Most predictions, just like most analyses, fall into one of two broad categories – pessimism or optimism. Some seem calculated to stoke anger, others to love; some to elicit hope, others to fear or despair. For Christians, it is patently clear that our faith calls us to engage each other and the world around us with love rather than hate. Whether we do so, of course, is something else entirely. And there is such a thing as righteous anger, as well as misdirected love. But on the whole, we know that we are called to love our enemies as well as our friends, and that even justified anger is no license to sin.
Things get more complicated with regard to our hopes and fears as Christians. The Bible is unflinching in its accounts of the havoc that evil can and does create within us and around us. It is truly fearsome. Yet the only fear that the Bible endorses is fear of God. Jesus directs his disciples not to fear any human opposition, but to fear God and God alone. (Matthew 10:28) Even when things get so bad that fear dominates the wider world, Jesus counsels his followers to “raise your heads” in salvation hope.(Luke 21:25-28)
Many of our prognosticators forecast fearsome developments on the world stage in 2015. Some predict economic doom, others moral collapse, still others religiously-driven havoc. The specter of war looms large in several places worldwide. There are plenty who prophesy doom as well on the Christian church – persecutions in the name of the state or some other religion, demise of entire denominations, failures of leaders, divisions over disagreements, collapse of congregations, and so on.

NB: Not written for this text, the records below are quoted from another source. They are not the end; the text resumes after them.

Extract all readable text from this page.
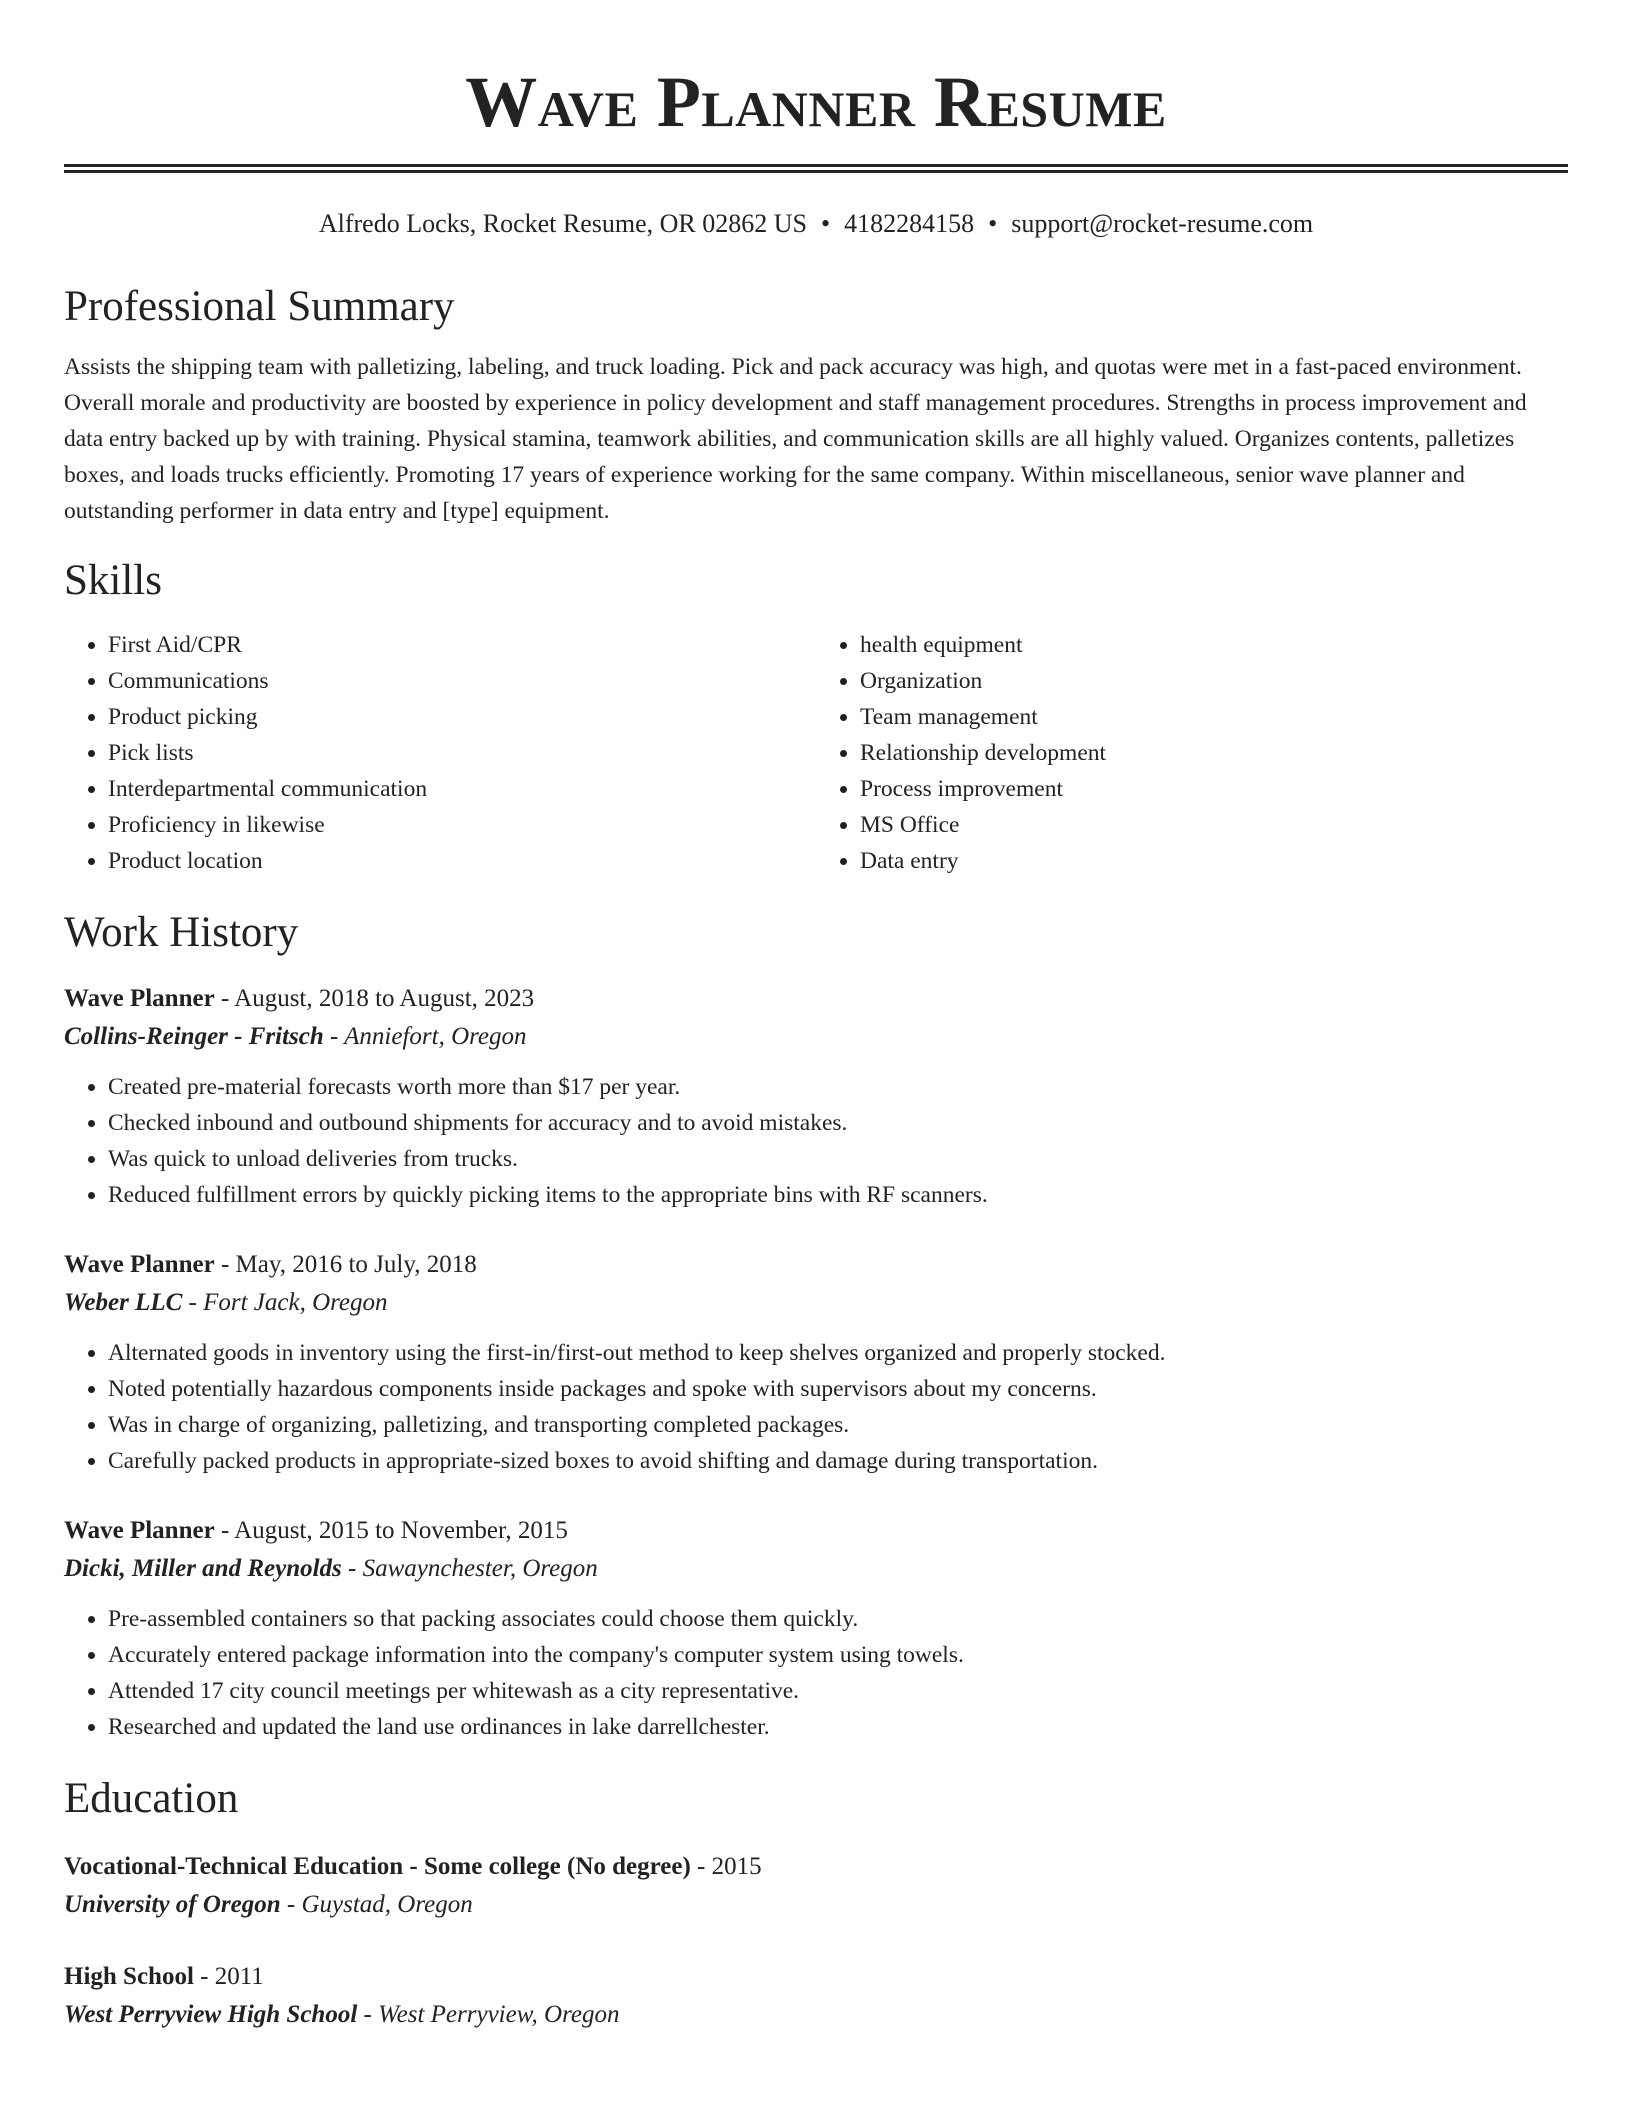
Wave Planner Resume
Alfredo Locks, Rocket Resume, OR 02862 US • 4182284158 • support@rocket-resume.com
Professional Summary

Assists the shipping team with palletizing, labeling, and truck loading. Pick and pack accuracy was high, and quotas were met in a fast-paced environment. Overall morale and productivity are boosted by experience in policy development and staff management procedures. Strengths in process improvement and data entry backed up by with training. Physical stamina, teamwork abilities, and communication skills are all highly valued. Organizes contents, palletizes boxes, and loads trucks efficiently. Promoting 17 years of experience working for the same company. Within miscellaneous, senior wave planner and outstanding performer in data entry and [type] equipment.

Skills
• First Aid/CPR
• Communications
• Product picking
• Pick lists
• Interdepartmental communication
• Proficiency in likewise
• Product location
• health equipment
• Organization
• Team management
• Relationship development
• Process improvement
• MS Office
• Data entry
Work History
Wave Planner - August, 2018 to August, 2023
Collins-Reinger - Fritsch - Anniefort, Oregon
• Created pre-material forecasts worth more than $17 per year.
• Checked inbound and outbound shipments for accuracy and to avoid mistakes.
• Was quick to unload deliveries from trucks.
• Reduced fulfillment errors by quickly picking items to the appropriate bins with RF scanners.
Wave Planner - May, 2016 to July, 2018
Weber LLC - Fort Jack, Oregon
• Alternated goods in inventory using the first-in/first-out method to keep shelves organized and properly stocked.
• Noted potentially hazardous components inside packages and spoke with supervisors about my concerns.
• Was in charge of organizing, palletizing, and transporting completed packages.
• Carefully packed products in appropriate-sized boxes to avoid shifting and damage during transportation.
Wave Planner - August, 2015 to November, 2015
Dicki, Miller and Reynolds - Sawaynchester, Oregon
• Pre-assembled containers so that packing associates could choose them quickly.
• Accurately entered package information into the company's computer system using towels.
• Attended 17 city council meetings per whitewash as a city representative.
• Researched and updated the land use ordinances in lake darrellchester.
Education
Vocational-Technical Education - Some college (No degree) - 2015
University of Oregon - Guystad, Oregon
High School - 2011
West Perryview High School - West Perryview, Oregon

Frankly, I find all this doom-mongering tiresome – of course such things will happen. Why should 2015 be any different from every other year? I find far more interesting the promises of the Gospel that elicit in us the hope that leads us to raise our heads. What is it about Christian hope that is so resilient that nothing has been able to obliterate it, curtail it, tame it, or contain it? Why does the promised reign of God still captivate us despite all the depredations of the world we inhabit? Why would we continue to believe the Gospel when the nightly news unremittingly reminds us of rampant evil everywhere?
Here is my challenge for us for 2015: Let us cultivate our capacity for giving an account of the hope within us. (1 Peter 3:15) Let us make a disciplined practice of nurturing hope by refusing to be driven by fear. Let us focus our eyes and open our ears and hearts to indicators of God at work within us, in our churches, in our society, and across the world. It’s easy to see all the mess, but it takes a practiced spiritual eye and a disciplined heart to focus instead on where God is at work.
God will be alive and well, at work in us and through us and around us. This is my firm forecast for 2015. Even when we are least aware of it – perhaps especially then! Dare to imagine with me our presbytery being a community that lives out that conviction consistently and joyously, confident that the One who has begun a good work in us can be counted on to complete it. (Philippians 1:5) Dare we be a community that displays in our inner workings as well as in our outward testimony a hermeneutic of hope and trust more than of fear and suspicion? Will we be courageous enough to risk trusting each other because of our trust in the One who has joined us together?
Choose hope. Choose trust. Choose life. Let us choose well in 2015!